Elizabeth Ritter, a licensed professional counselor in Albemarle, thinks schools in Stanly County should add more about mental health to the curriculum.
“I think that mental health needs to be an issue that we’re discussing in pre-k,” Ritter said. “It needs to be something that we’re talking about in an age-appropriate way.”
On average, Ritter sees about three to four young people dealing with the loss of a loved one per month. Ritter said she uses different methods to help teens, depending on their age and where they are at developmentally.
“I think their belief system also has a lot to do with it,” Ritter said.
According to Ritter, young people have an easier time dealing with loss if they believe that person is in a better place. She said adolescents may have a tougher time coping if they do not understand what happens to a person after they die.
Ritter said many believe people only experience grief for a certain amount of time. In Ritter’s opinion, this is not the case.
“Grief is not really something that has a time limit on it,” Ritter said. “It’s more about getting better each day.”
Ritter thinks social media is a “double-edged sword” when it comes to young people grieving over a loss. She believes some aspects of social media have made it easier for kids to communicate and share their feelings. However, Ritter thinks the abundance of information online regarding mental health can be staggering.
“You know, there’s online journals and places where kids can share their feelings and emotions without being judged,” Ritter said. “There’s also another side to that, where they have access to a whole lot of information that I think is overwhelming to them, just because they’re not developmentally ready for it.”
Ritter said one of the best ways young people can cope with loss is by talking about it. While there are counselors available to help in the area, Ritter said children should also discuss issues they are having with trusted family members and friends.
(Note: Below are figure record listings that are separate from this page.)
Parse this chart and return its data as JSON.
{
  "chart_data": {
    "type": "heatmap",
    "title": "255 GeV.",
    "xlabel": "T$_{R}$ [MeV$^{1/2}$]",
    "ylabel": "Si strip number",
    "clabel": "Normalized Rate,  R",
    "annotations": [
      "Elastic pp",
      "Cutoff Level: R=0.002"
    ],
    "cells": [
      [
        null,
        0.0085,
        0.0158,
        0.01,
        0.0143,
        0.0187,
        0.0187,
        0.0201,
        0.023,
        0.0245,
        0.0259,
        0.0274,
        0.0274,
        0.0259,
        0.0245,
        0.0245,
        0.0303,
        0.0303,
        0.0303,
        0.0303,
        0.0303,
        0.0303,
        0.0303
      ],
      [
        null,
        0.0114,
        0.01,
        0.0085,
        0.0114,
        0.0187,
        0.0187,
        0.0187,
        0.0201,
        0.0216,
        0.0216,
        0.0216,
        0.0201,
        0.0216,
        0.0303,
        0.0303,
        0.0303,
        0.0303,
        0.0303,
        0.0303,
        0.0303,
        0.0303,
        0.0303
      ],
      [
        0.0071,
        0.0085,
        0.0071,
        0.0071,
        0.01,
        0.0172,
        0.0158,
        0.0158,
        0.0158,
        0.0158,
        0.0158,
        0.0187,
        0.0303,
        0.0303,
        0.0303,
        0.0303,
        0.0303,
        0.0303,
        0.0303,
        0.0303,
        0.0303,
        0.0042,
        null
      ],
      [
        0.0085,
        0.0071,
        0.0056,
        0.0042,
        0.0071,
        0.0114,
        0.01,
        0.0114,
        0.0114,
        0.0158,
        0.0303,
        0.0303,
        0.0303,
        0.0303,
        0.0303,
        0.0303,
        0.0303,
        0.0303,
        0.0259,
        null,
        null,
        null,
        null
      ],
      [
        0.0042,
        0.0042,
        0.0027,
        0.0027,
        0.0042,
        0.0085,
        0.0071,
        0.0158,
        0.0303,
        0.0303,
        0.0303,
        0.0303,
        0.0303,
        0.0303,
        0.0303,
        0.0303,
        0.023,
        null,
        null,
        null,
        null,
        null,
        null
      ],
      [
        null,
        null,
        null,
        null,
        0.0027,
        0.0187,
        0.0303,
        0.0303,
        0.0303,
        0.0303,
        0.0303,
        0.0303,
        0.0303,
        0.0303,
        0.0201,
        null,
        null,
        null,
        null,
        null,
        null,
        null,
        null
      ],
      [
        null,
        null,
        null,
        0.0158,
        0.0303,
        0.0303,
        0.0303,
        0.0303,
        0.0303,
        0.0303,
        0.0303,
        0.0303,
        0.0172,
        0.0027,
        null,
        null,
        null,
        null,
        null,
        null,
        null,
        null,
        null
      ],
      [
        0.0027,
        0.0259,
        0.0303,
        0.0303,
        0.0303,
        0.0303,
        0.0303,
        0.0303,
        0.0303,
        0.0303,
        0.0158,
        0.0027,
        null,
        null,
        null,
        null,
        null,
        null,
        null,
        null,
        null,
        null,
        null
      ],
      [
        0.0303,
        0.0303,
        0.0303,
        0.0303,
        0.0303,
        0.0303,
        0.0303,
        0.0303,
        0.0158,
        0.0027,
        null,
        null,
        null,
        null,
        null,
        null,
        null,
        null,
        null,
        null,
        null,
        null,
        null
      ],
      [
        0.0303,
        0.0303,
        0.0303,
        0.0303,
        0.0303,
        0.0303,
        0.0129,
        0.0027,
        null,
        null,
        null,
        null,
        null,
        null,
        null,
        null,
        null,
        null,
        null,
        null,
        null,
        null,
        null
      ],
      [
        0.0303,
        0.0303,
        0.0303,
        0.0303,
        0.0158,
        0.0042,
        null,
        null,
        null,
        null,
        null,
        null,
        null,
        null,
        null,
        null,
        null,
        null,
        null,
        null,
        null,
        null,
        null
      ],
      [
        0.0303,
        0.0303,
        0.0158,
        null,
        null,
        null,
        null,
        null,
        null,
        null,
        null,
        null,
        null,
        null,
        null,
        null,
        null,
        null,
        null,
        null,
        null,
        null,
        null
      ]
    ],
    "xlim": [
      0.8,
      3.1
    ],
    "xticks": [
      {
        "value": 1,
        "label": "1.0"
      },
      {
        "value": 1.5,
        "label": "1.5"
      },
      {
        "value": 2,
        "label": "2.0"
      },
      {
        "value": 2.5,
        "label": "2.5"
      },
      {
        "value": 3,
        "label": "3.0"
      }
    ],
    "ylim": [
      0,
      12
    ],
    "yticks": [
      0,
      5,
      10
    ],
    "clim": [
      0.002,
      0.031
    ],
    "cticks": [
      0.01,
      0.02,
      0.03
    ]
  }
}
She believes parents can help their children who are coping by validating any feelings they may have.
“We don’t always have to agree with them,” Ritter said. “We just need to say, ‘I understand.’ That will go a long, long way for them.”
It’s also helpful for young people to honor the person they have lost, Ritter said. Many families have planted gardens or dedicated buildings to their loved ones to preserve their memory. Others participate in annual charity walks as a tribute to their loved ones.
Owens said her family will honor Greene’s memory by cherishing all of the good memories they have of him and talk about how being a great person.
“I miss him so much,” Owens said. “I thank God that I had a chance to be a part of his life.”